Solar projects have so far been built on a smaller scale, and the First Solar project will be a test of whether the technology behind the plant -- which will be 30 times the size of the largest current plant -- can be scaled up.
"In most people's heads, (solar) is a nice little niche thing," First Solar Chairman and Chief Executive Michael Ahearn told Reuters. "Having a demonstration of something that's nuclear plant size will begin to change that image."
Such a project would cost about $6 billion to build in the U.S. Southwest, but First Solar expects lower costs in China.
The agreement hinges on signing contracts with a power generator to operate the project in China, as well as Beijing's approval of a feed-in tariff mandating utilities pay a premium for solar power, similar to supports in place in Germany.
That tariff is expected to be enacted by the end of the year, with a support likely in the range of 15 to 25 cents per kilowatt hour, Ahearn said.
"If they set the feed-in tariff in China to enable any kind of solar market for any group of manufacturers, it will work for us because we have the lowest cost," Ahearn said.
The announcement sent First Solar shares up more than 10 percent before they slightly pared gains to trade up nearly 8 percent at $130.62.
The news also boosted shares of peers Canadian Solar, JA Solar Holdings and Solarfun Power Holdings more than 8 percent.
LOWEST COST PRODUCER
First Solar is the world's lowest-cost producer of photovoltaic modules, which turn sunlight into electricity, with a manufacturing cost for its cadmium telluride-based modules of about 87 cents per kilowatt.
The Tempe, Arizona-based company has long been a favorite of alternative energy investors, and is about 40 percent owned by heirs to John Walton, founder of Wal-Mart.
The announcement could also quell complaints that Beijing's support for its solar manufacturers was giving companies such as Suntech Power Holdings, Trina Solar and Yingli Green Energy an unfair trade advantage over European and U.S. companies vying for market share in the global sector.
"It kind of debunks some of the thinking that non-Chinese companies could never participate in the market, regardless of how the law might read nominally," Ahearn said.
On Monday, Ahearn and Chairman Wu Bangguo of the Standing Committee of the National People's Congress of China toured the company's headquarters in Tempe.
"I think if you have something compelling relative to the Chinese suppliers there's room in the market. And if you don't, I don't think they're going to bend to open a door for non-Chinese companies," Ahearn said.
The scale of the project would present numerous technical hurdles, but it could offer the chance to reduce costs, especially for installation, which now run about $1.50 per watt.
"If we can take that to $1 or below then you've got something pretty interesting.

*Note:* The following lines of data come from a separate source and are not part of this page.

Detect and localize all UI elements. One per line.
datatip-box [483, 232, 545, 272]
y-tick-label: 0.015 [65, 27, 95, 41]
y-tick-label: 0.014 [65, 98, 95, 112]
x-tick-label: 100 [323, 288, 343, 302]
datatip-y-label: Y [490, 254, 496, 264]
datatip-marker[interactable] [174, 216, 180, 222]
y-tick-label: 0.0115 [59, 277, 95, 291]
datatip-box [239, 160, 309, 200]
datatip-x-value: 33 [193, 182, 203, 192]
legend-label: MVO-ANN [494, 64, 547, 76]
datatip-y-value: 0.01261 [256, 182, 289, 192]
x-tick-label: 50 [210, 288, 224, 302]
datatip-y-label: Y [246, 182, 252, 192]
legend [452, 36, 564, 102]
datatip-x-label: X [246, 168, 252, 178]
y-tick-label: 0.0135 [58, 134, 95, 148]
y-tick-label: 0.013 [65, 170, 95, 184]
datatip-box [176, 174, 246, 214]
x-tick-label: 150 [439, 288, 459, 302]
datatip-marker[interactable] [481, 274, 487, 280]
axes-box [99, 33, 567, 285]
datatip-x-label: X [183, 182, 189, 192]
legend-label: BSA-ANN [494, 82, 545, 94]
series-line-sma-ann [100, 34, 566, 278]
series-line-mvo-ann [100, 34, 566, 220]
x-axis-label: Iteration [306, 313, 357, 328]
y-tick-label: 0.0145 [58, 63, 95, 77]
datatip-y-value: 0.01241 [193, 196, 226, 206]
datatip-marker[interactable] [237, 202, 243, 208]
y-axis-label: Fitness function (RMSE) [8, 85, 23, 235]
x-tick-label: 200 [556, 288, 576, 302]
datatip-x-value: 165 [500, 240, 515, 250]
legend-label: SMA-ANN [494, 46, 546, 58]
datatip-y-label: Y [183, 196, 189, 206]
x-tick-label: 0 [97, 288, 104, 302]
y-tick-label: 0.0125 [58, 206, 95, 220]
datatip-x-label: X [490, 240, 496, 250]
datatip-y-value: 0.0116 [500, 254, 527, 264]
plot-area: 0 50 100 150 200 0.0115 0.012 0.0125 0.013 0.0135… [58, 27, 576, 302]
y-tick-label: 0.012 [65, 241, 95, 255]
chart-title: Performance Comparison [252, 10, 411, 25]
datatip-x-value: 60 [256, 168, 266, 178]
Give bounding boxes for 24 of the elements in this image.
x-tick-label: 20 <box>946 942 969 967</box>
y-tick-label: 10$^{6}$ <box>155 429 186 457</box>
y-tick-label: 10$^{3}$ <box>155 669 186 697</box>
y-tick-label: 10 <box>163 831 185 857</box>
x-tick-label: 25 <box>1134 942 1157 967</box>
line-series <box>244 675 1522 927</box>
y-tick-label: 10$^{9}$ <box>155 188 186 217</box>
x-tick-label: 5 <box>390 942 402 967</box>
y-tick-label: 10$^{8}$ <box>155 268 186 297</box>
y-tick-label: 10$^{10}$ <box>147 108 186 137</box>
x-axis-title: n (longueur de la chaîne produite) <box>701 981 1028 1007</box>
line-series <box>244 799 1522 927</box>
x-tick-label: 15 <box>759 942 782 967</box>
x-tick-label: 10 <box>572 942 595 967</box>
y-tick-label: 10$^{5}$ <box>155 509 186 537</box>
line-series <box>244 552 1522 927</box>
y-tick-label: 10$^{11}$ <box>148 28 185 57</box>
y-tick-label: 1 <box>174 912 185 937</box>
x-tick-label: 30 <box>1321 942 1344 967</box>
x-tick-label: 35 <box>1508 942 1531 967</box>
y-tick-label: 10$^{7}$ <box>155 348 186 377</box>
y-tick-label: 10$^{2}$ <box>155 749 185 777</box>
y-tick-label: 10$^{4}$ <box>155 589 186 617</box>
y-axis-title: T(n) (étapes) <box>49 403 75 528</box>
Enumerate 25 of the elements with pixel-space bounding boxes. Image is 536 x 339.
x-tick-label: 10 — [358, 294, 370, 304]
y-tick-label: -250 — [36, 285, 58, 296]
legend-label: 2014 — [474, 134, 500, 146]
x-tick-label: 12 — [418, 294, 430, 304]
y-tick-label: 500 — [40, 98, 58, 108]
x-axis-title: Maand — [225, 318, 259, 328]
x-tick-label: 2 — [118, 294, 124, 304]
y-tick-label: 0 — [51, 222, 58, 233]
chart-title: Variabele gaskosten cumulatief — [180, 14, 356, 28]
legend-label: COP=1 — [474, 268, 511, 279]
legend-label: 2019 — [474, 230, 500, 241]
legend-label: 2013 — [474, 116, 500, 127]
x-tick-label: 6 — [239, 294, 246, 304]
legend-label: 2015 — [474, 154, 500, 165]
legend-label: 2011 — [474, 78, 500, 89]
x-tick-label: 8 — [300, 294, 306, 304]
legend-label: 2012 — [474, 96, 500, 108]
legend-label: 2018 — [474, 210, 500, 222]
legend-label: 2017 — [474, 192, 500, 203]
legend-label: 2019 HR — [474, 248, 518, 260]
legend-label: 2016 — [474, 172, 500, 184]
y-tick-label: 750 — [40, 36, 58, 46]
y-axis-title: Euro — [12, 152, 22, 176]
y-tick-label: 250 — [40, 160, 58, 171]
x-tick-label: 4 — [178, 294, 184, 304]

That's solar power at 10 cents a kilowatt hour or less," he said.
China is currently developing a demonstration zone in Hangjin Banner, a planned 11,950 MW renewable energy park that when completed is expected to contain 6,950 MW of wind generation, 3,900 MW of photovoltaic power plants, 720 MW of concentrating solar power plants, 310 MW of biomass plants and 70 MW of hydro storage.